Tasty Colfax kicks off tonight with its seventh annual food crawl in the Bluebird District, including stops at twenty restaurants — but not Mezcal, which closed on June 7 for a massive overhaul and won't reopen until the end of summer. But there's quite a consolation prize: a new cheese shop that opened Sunday and will be part of tonight's movable feast. And there are more changes in store along East Colfax Avenue. New World Cheese, a retail cheese shop and cafe, opened this past Sunday in the Lowenstein complex in a space formerly occupied by Red Mango frozen-yogurt shop. Owner Teresa St. Peter, who'd worked for sixteen years as a Denver City Council aide, says the opening went so well that there was a line out the door and the shop sold out of nearly every piece of cheese on hand. As the name suggests, New World focuses on dairy products made in the Americas, with quite a few Colorado dairies represented on the shelves. "European cheeses are gorgeous," St. Peter explains, "but the fun thing for me is learning about these producers who went to Europe and brought back what they learned."
And since FDA regulations make it tough to import some of Europe's finest raw-milk cheeses, she decided to work with artisans who have mastered the skill of cheese-making closer to home. Along with products from the Ugly Goat Dairy, Avalanche and Fruition Farms in Colorado, you'll find items from River's Edge in Oregon, Charleston Artisan Cheese House in South Carolina, and even an aged vegan farmhouse cheese from Miyoko's Creamery in California. A small menu of cheese-based bites and sandwiches (you know the grilled cheese is going to be good with a selection like this) is also available from 11 a.m. to 9 p.m. Tuesday through Sunday.
St. Peter notes that the American Cheese Society is based in Denver and has been very supportive of the new shop and the artisan cheese business in general, as have other members of the community.
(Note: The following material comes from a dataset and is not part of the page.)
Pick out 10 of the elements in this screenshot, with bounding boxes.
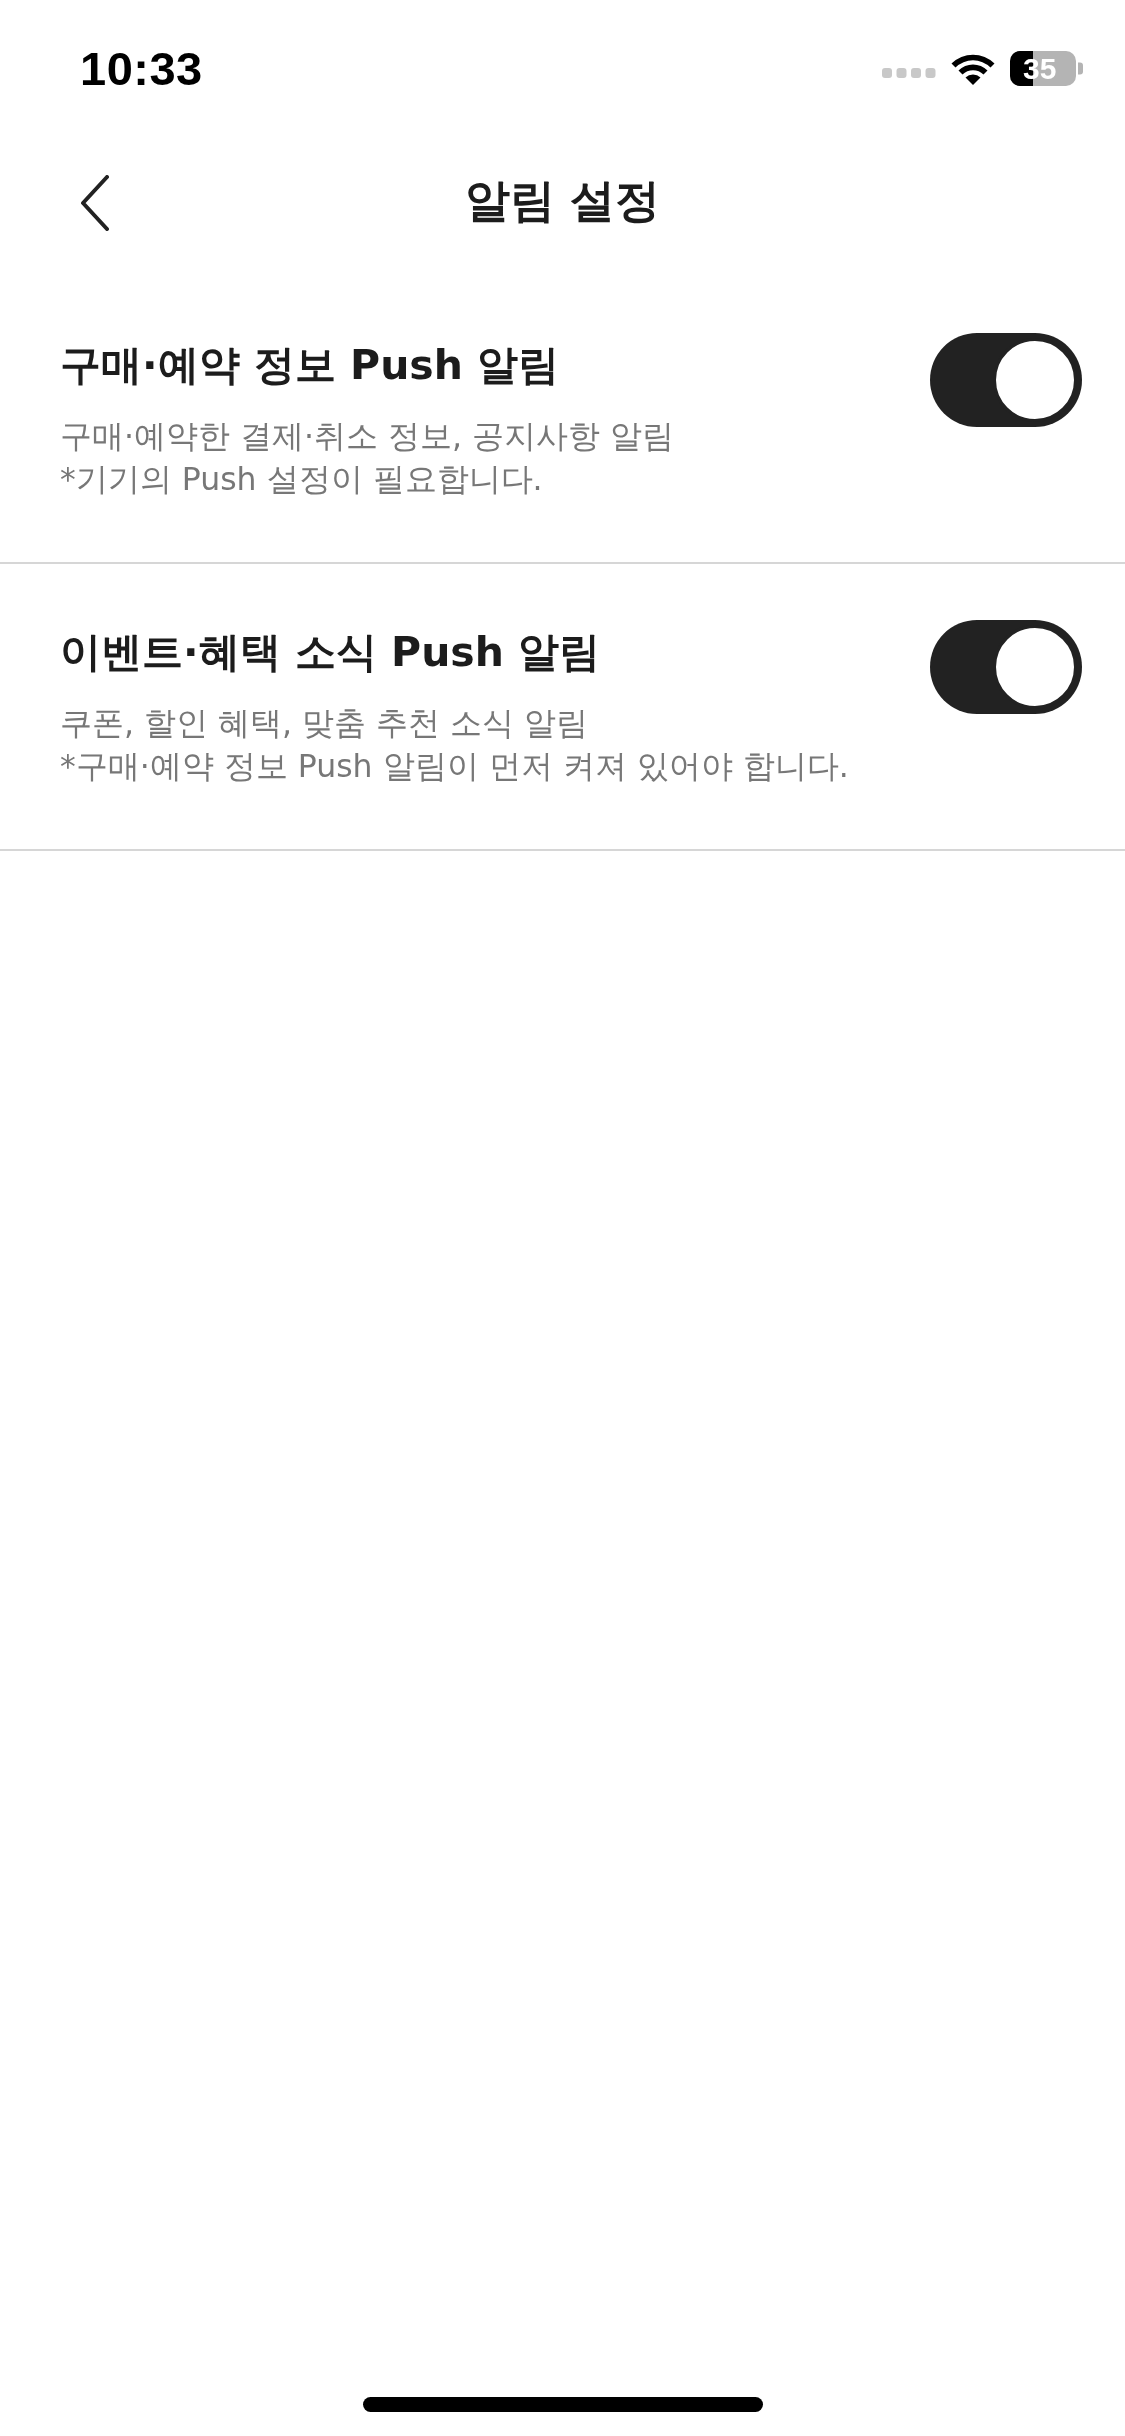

Restaurateur Alex Seidel called St. Peter when he was opening Mercantile Dining & Provision, and she worked with him for two months before and two months after the Union Station restaurant opened to help set up and run the restaurant's cheese counter. "Part of our program here is about education," she adds. "We don't want people to take home a $40 cheese and be disappointed."
Just east of the Lowenstein, Park House, which opened in 2012 as a bar and live-music venue, sports new signs announcing Peacemaker's Juke Joint and Cajun Kitchen. Turns out the restaurant, which is open (but not part of Tasty Colfax) is transitioning from Park House to Peacemaker's, but while the Park House name will eventually disappear, the focus on live music will remain. There's a new chef and a new menu featuring classic Cajun small plates, from chicken and sausage gumbo to red beans and rice, along with a handful of Southern-inflected burgers and po'boys. And just past the Bluebird District, Izu Sushi, which first showed signs of construction more than a year ago, is finally open for business. It's just two doors down from Voodoo Doughnut — perfect for a raw fish and fried dough dinner-and -dessert combo.